Au bout de quelques années, il avait cessé de se présenter à ses cours pour explorer un peu plus les horizons du fief familial, courant à chaque nouvelle occasion davantage de risques. Il apprit bien vite que les terres où il pouvait pérenniser connaissaient leurs limites, d'autant plus lorsqu'on est au courant de la situation géographique des Météores. Il s'imposa donc ses propres frontières, il savait que s'il s’enfonçait plus à l'Ouest dans les montagnes, il tomberait sur les garnisons des "soldats à la Fleur d'Or", s'il poursuivait au Nord il se risquerait aux bêtes sauvages gardant leurs tanières et au Sud il ne pourrait aller bien loin, sauf s'il parvenait à marcher sur l'eau. Il ne lui restait que les plaines ensablées de l'Est pour s'échapper le temps d'une aventure, avant qu'il ne soit rattrapé par une compagnie montée dans le petit bordel, anecdotiquement fréquenté par son paternel.
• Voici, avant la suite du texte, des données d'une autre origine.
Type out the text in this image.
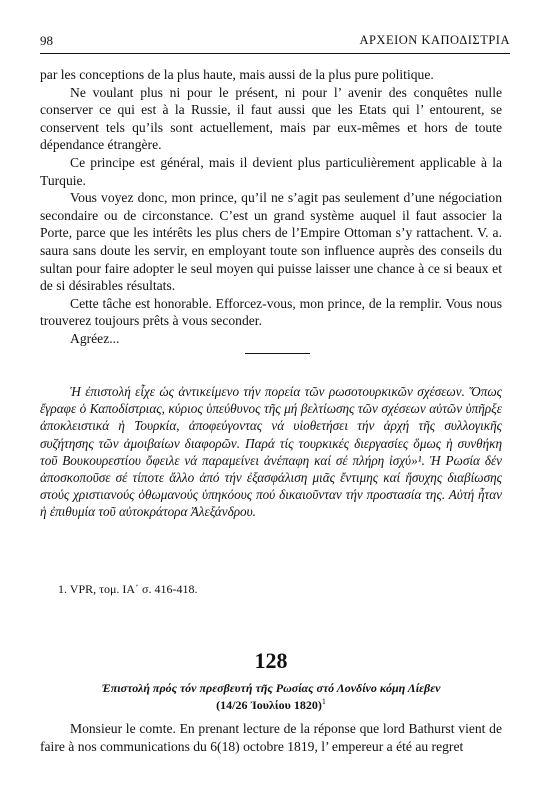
98	ΑΡΧΕΙΟΝ ΚΑΠΟΔΙΣΤΡΙΑ

par les conceptions de la plus haute, mais aussi de la plus pure politique.

Ne voulant plus ni pour le présent, ni pour l’ avenir des conquêtes nulle conserver ce qui est à la Russie, il faut aussi que les Etats qui l’ entourent, se conservent tels qu’ils sont actuellement, mais par eux-mêmes et hors de toute dépendance étrangère.

Ce principe est général, mais il devient plus particulièrement applicable à la Turquie.

Vous voyez donc, mon prince, qu’il ne s’agit pas seulement d’une négociation secondaire ou de circonstance. C’est un grand système auquel il faut associer la Porte, parce que les intérêts les plus chers de l’Empire Ottoman s’y rattachent. V. a. saura sans doute les servir, en employant toute son influence auprès des conseils du sultan pour faire adopter le seul moyen qui puisse laisser une chance à ce si beaux et de si désirables résultats.

Cette tâche est honorable. Efforcez-vous, mon prince, de la remplir. Vous nous trouverez toujours prêts à vous seconder.

Agréez...

Ἡ ἐπιστολή εἶχε ὡς ἀντικείμενο τήν πορεία τῶν ρωσοτουρκικῶν σχέσεων. Ὅπως ἔγραφε ὁ Καποδίστριας, κύριος ὑπεύθυνος τῆς μή βελτίωσης τῶν σχέσεων αὐτῶν ὑπῆρξε ἀποκλειστικά ἡ Τουρκία, ἀποφεύγοντας νά υἱοθετήσει τήν ἀρχή τῆς συλλογικῆς συζήτησης τῶν ἀμοιβαίων διαφορῶν. Παρά τίς τουρκικές διεργασίες ὅμως ἡ συνθήκη τοῦ Βουκουρεστίου ὄφειλε νά παραμείνει ἀνέπαφη καί σέ πλήρη ἰσχύ»¹. Ἡ Ρωσία δέν ἀποσκοποῦσε σέ τίποτε ἄλλο ἀπό τήν ἐξασφάλιση μιᾶς ἔντιμης καί ἥσυχης διαβίωσης στούς χριστιανούς ὁθωμανούς ὑπηκόους πού δικαιοῦνταν τήν προστασία της. Αὐτή ἦταν ἡ ἐπιθυμία τοῦ αὐτοκράτορα Ἀλεξάνδρου.

1. VPR, τομ. ΙΑ΄ σ. 416-418.
128
Ἐπιστολή πρός τόν πρεσβευτή τῆς Ρωσίας στό Λονδίνο κόμη Λίεβεν
(14/26 Ἰουλίου 1820)$^1$

Monsieur le comte. En prenant lecture de la réponse que lord Bathurst vient de faire à nos communications du 6(18) octobre 1819, l’ empereur a été au regret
Espiègle, ses farces et tours de passe passe n'amusèrent pas longtemps ses aînés, bien qu'
Enguerrand, le second fils, portait toujours un regard attendri sur son petit frère, à l'inverse de
Barristan, l'héritier, qui devint de plus en plus sévère au fil des âges. Le benjamin n'en avait que faire, il décida très tôt d'imposer sa façon d'être, qu'ils l'aiment ou qu'ils le détestent, cela ne l’empêcherait pas de faire ses nuits. Il devint connu des maisons qui venaient séjourner dans la demeure des Dayne pour être le mouton noir de la fratrie, le récalcitrant. Ce titre lui donnait le droit d'embarrasser ses parents, en passant outre les réprimandes qu'il pouvait bien recevoir. Mais il y a un âge pour chaque chose et le dénommé Robert ne ferait pas exception.
Le temps du devoir
D'apparence, on pouvait le distinguer comme étant le moins bien bâti des trois fils, pourtant, il était celui qui avait le plus de mal à canaliser son énergie débordante, passant un temps fou à grimper, sauter, courir, se battre, épée en bois à la main ou poings contre poings. Ce tempérament vigoureux ne devait s'exprimer qu'à travers une seule chose, son habilité au combat. Son père commença à lui porter de l'attention lorsque ce dernier remarqua la dextérité de sa progéniture, ce fût le premier à le souligner, l’œil affûté d'un vétéran et l'esprit stratégique d'un politicien. Pour polir cette pierre brute qu'il tenait sous la main, et dompter la bête qui en produisait le minerai, il fallait un catalyseur adapté, une force que même les ombres n'oseraient défier. C'est pour nourrir ce projet que son aîné, accompagné d'une garde rapprochée, le mena à
Lanchélion, la cité des seigneurs des sables. Sensible à la beauté de l'art, il fût immédiatement frappé par l'architecture, le spectacle que la capitale lui offrait, de plus, il voyait en elle un nouveau terrain de jeu, de nouvelles potentielles victimes de ses puérils méfaits.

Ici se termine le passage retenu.